Je n’ai pas détourné les deniers publics. Je n’ai pas été corrompu. Je ne me suis pas livré au blanchiment des capitaux pour obtenir les biens que je possède. C’est Alain Edgar Mebe Ngo’o qui s’exprime ainsi au tribunal criminel spécial.
L’ancien ministre de la défense enfonce une porte ouverte car de mémoire de chroniqueur judiciaire, aucun mis en cause dans les détournements des fonds de l’État n’a jamais reconnu les faits dès la première question rituelle du tribunal. Même ceux qui se résignent à rembourser les deniers détournés pour obtenir leur liberté ont toujours la même réponse. Je ne reconnais pas les faits.

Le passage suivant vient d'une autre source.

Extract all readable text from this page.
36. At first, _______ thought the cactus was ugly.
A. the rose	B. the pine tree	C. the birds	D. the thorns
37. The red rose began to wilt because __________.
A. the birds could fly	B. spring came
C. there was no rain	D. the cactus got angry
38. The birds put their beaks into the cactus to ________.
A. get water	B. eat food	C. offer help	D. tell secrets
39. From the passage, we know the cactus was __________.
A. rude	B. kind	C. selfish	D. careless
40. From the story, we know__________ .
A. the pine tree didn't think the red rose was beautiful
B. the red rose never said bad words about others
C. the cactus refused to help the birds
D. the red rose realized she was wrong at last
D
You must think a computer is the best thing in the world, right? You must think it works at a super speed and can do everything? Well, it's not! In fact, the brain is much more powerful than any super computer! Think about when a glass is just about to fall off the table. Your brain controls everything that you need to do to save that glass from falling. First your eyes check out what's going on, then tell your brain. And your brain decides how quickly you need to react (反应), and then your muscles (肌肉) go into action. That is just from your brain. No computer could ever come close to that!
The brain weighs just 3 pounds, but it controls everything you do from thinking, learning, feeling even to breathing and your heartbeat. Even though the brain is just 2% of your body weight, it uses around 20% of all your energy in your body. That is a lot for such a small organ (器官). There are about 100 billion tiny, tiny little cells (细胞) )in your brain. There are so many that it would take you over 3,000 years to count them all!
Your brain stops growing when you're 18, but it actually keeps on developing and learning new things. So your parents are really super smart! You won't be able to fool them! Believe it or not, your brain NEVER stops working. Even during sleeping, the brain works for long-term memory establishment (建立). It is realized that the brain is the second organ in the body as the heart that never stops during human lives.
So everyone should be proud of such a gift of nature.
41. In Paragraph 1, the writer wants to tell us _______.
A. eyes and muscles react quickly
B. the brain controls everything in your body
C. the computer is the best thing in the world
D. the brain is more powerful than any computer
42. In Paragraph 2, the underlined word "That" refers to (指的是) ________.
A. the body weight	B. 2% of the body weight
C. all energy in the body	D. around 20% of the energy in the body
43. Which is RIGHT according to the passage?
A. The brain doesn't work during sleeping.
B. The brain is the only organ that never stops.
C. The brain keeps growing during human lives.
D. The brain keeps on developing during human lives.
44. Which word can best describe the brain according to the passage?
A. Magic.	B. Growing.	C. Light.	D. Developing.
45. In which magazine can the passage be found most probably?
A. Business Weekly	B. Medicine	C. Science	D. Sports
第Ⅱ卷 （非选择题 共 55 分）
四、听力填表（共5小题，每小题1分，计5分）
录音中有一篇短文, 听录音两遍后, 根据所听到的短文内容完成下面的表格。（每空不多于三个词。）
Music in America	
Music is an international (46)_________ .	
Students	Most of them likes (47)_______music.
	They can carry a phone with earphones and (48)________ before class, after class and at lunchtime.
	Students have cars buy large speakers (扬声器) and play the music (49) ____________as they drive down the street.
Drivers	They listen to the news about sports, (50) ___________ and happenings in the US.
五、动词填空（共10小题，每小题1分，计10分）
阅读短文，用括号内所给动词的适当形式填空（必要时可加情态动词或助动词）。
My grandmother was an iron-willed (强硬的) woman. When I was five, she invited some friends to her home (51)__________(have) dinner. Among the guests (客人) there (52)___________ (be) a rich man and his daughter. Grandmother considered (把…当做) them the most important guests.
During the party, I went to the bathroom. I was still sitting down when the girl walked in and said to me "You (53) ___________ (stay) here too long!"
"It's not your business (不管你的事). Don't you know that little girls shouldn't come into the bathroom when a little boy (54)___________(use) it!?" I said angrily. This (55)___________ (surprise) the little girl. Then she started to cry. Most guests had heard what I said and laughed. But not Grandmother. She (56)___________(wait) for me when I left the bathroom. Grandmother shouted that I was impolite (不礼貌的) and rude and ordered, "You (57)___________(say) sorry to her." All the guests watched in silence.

Madame Haman Adama qui a eu à rembourser deux cent millions pour être libérée avait déclaré son innocence dès le départ de la procédure. Le juge d’instruction dans son ordonnance de renvoi impute à Mebe Ngo’o cinquante-trois immeubles, trente-neuf véhicules et vingt et un comptes bancaires.
Là n’est pas le problème, nous observons que Mebe Ngo’o comme beaucoup d’autres ministres et directeurs généraux a commencé à penser son enregistrement dès la sortie de l’Enam en 1985. Dès cette année-là, son épouse « fonctionnaire » et sa défunte maman étaient au rebond pour réinvestir et c’est Alain Edgar lui-même qui le dit, ses « nombreux avantages » dans des activités génératrices des revenus.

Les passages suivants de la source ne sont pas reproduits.